Human genetic diversity named top breakthrough

3 minute read

This week's Science includes an article by Elizabeth Pennisi naming "Human Genetic Variation" as the science breakthrough of the year.

Less than a year ago, the big news was triangulating variation between us and our primate cousins to get a better handle on genetic changes along the evolutionary tree that led to humans. Now, we have moved from asking what in our DNA makes us human to striving to know what in my DNA makes me me.
Techniques that scan for hundreds of thousands of genetic differences at once are linking particular variations to particular traits and diseases in ways not possible before. Efforts to catalog and assess the effects of insertions and deletions in our DNA are showing that these changes are more common than expected and play important roles in how our genomes work--or don't work. By looking at variations in genes for hair and skin color and in the "speech" gene, we have also gained a better sense of how we are similar to and different from Neandertals.

This is a very wide story, encompassing distinct studies that really have little to do with each other. For example, the restless leg syndrome gene association study doesn't connect in any simple way to the study of selection on amylase copy number variants, both mentioned in the article.

But what has actually changed in the last two to three years is the availability of large-scale genotyping of marker arrays. These underlie the HapMap and have enabled genome-wide association studies. The article puts these methods together with large-scale sequencing projects, like ENCODE and the Personal Genome Project. These sequencing efforts haven't yet given rise to a clear picture of diversity, but mainly because they haven't been around as long.

Probably the most important aspect accelerating research is the public accessibility of these datasets. Once a whole lot of people are using the same kinds of data, tremendous new synergies become possible. Of course, that also raises a frightening specter to many people -- if anyone can use the data generated by these projects, that will include people with a diversity of objectives.

Hence, discovering and characterizing human genetic diversity comes as a two-edged sword to many people. Demonstrating significant health impacts of human diversity has the potential to bring a truly individualized treatment of disease and reduction of risk. But recognizing that people are really different demands that we develop a more sophisticated approach to teaching human genetics. The "99 percent chimpanzee" and other factoids about human similarity are no longer sufficient in the age when anybody can scan freely-accessible genomes.

In a related article, Jocelyn Kaiser covers the prospects for personal genomics:

A glimpse of one's genome is already within the reach of ordinary people, thanks to several companies. They include 23andMe, which has financing from Google and may let users link to others with shared traits; Navigenics, which will screen for about 20 medical conditions; and deCODE Genetics in Iceland, a pioneer in disease gene hunting. For $1000 to $2500, these companies will have consumers send in a saliva sample or cheek swab, then use "SNP chips" to scan their DNA for as many as 1 million markers. The companies will then match the results with the latest publications on traits, common diseases, and ancestry.

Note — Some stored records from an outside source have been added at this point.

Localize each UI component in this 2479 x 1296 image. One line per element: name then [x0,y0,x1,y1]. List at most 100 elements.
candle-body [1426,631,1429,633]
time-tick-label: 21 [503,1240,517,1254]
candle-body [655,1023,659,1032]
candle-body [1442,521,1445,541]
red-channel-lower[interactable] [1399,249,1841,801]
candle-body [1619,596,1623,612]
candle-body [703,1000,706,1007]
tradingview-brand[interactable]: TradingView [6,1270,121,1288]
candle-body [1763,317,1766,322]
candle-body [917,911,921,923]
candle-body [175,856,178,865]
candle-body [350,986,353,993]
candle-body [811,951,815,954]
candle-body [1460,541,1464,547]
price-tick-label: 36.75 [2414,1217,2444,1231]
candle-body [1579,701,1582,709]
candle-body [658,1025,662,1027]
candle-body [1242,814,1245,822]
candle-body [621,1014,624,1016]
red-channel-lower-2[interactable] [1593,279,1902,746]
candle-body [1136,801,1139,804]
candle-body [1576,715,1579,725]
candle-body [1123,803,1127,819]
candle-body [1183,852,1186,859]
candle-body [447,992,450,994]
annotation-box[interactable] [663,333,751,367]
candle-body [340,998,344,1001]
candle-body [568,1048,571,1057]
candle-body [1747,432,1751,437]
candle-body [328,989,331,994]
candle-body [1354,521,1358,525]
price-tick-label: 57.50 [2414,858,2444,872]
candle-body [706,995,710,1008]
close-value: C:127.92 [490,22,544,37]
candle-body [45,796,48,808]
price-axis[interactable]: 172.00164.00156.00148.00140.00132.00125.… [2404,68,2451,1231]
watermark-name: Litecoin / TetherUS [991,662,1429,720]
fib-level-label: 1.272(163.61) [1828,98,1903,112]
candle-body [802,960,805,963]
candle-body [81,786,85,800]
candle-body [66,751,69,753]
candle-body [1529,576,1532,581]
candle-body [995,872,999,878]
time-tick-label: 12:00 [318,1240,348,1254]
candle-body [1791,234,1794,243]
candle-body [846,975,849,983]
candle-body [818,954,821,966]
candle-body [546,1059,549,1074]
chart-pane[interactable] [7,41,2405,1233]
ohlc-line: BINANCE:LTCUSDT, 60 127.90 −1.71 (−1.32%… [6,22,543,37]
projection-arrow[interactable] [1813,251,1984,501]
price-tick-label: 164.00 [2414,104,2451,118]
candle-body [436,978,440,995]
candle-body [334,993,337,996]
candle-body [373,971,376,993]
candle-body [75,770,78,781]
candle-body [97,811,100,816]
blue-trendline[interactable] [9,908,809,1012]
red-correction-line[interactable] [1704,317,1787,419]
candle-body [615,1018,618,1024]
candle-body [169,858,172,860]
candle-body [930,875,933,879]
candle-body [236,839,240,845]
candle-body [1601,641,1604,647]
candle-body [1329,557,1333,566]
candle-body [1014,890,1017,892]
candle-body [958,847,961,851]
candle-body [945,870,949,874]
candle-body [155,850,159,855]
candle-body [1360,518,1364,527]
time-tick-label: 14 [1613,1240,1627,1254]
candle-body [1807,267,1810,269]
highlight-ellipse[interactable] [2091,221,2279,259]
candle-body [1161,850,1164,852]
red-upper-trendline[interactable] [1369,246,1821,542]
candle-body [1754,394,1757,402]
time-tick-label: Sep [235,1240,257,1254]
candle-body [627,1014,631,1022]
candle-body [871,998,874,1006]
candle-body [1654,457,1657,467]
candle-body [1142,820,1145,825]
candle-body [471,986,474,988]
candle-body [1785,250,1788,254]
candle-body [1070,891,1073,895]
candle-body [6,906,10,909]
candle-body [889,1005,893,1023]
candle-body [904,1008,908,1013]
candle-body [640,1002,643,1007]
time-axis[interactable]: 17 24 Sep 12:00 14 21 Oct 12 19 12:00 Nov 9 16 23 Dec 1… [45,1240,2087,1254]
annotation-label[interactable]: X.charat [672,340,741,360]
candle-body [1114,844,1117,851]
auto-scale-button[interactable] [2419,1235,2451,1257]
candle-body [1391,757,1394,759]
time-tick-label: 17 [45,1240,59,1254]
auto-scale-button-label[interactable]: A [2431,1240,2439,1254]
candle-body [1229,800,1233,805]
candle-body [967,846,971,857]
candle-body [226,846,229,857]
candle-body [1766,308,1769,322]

A million SNPs is enough to do a lot. Not everything you would want to do, possibly. But almost certainly everything that it would be economical for the pharmaceutical industry to develop treatments or other approaches to address.

The articles don't make much of the evolution of all this human genetic variation, but as things develop there will be a heavy hand of recent selection in the results. Long, common associations are mostly there because of selection. These personal genomic approaches assume much about the process of human genetic diversification -- the more that recent variants have been selected, the more useful a "personal genomics" is likely to be.